Dok. Kalapasa Sukamiskin Wahid Husen, Foto: jabar.kemenkumham.go.id

Wahid Husen Mengaku Salah Menerima Suap Saat Jadi Kalapas Sukamiskin

Estimasi Baca:
Selasa, 7 Ags 2018 21:00:31 WIB

Kriminologi.id - Mantan Kalapas Sukamiskin Wahid Husein mengaku salah telah menerima suap untuk memperoleh sejumlah fasilitas di Lapas Sukamiskin dari Fahmi Darmawansyah. Hal tersebut diungkap Wahid Husen usai diperiksa KPK, Selasa, 7 Agustus 2018.

"Ya, saya dalam pemeriksaan kali ini mohon maaf kepada pimpinan dan masyarakat atas segala kesalahan dan saya terima. Saya mengaku bahwa saya salah dalam mengelola lapas ini," ucapnya.

Namun demikian, Wahid enggan membeberkan pihak-pihak lain selain Fahmi Darmawansyah yang ikut menyuapnya untuk mendapatkan fasilitas mewah di Lapas Sukamiskin. "Pokoknya saya salah dan saya akan mengikuti proses hukum‎," ujarnya.

Di sisi lain, KPK menyatakan masa penahanan Wahid Husein dan stafnya, Hendry Saputra diperpanjang selama 40 hari. 

"Hari ini dilakukan perpanjangan penahanan 40 hari dimulai 10 Agustus sampai 18 September 2018," kata Juru Bicara KPK Febri Diansyah di Jakarta, Selasa, 7 Agustus 2018.

Dalam kasus itu, KPK juga telah menetapkan dua tersangka lainnya, yakni narapidana kasus korupsi Fahmi Darmawansyah (FD) dan Andri Rahmat (AR) yang merupakan narapidana kasus pidana umum/tahanan pendamping (tamping) dari Fahmi Darmawansyah.

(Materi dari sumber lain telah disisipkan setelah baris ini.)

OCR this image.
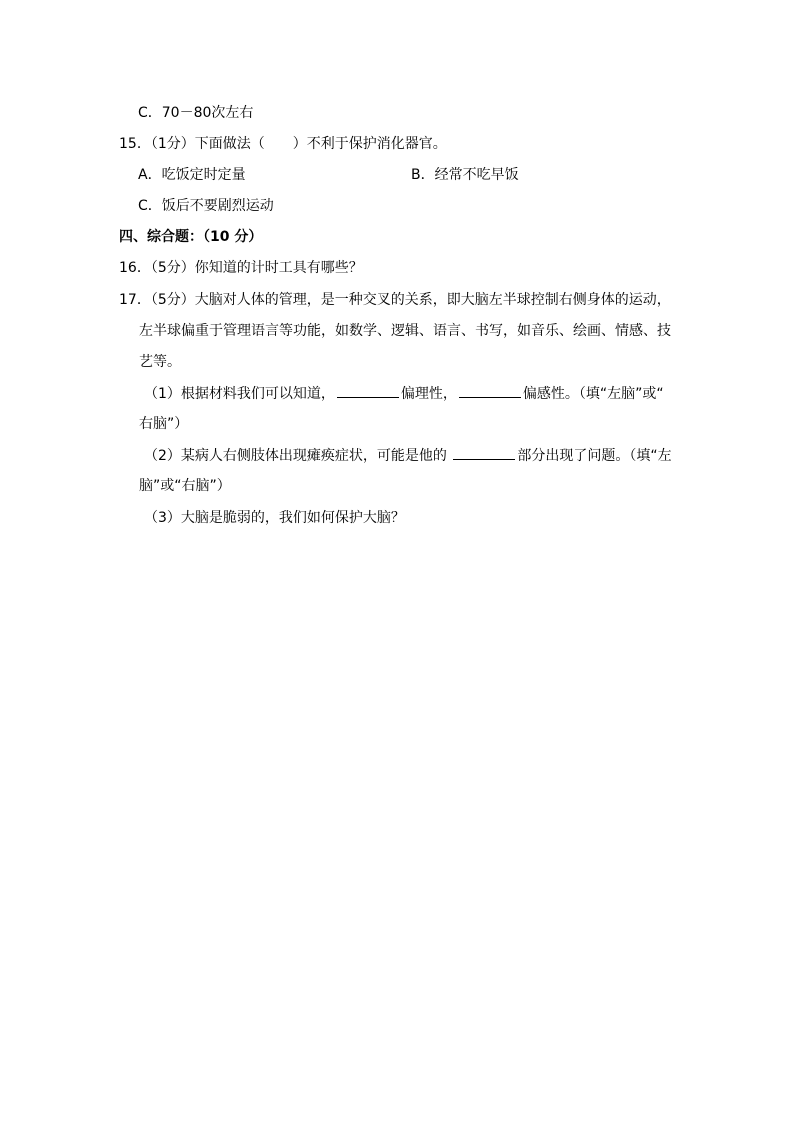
C．70－80次左右
15．（1分）下面做法（　　）不利于保护消化器官。
A．吃饭定时定量	B．经常不吃早饭
C．饭后不要剧烈运动
四、综合题：（10 分）
16．（5分）你知道的计时工具有哪些？
17．（5分）大脑对人体的管理，是一种交叉的关系，即大脑左半球控制右侧身体的运动，
左半球偏重于管理语言等功能，如数学、逻辑、语言、书写，如音乐、绘画、情感、技
艺等。
（1）根据材料我们可以知道，	偏理性，	偏感性。（填“左脑”或“
右脑”）
（2）某病人右侧肢体出现瘫痪症状，可能是他的	部分出现了问题。（填“左
脑”或“右脑”）
（3）大脑是脆弱的，我们如何保护大脑？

Dalam kegiatan operasi tangkap tangan (OTT) terkait dengan kasus itu, KPK mengamankan sejumlah barang bukti yang diduga terkait dengan tindak pidana. Yakni dua unit mobil masing-masing satu unit Mitsubishi Triton Exceed warna hitam dan satu unit Mitsubishi Pajero Sport Dakkar warna hitam.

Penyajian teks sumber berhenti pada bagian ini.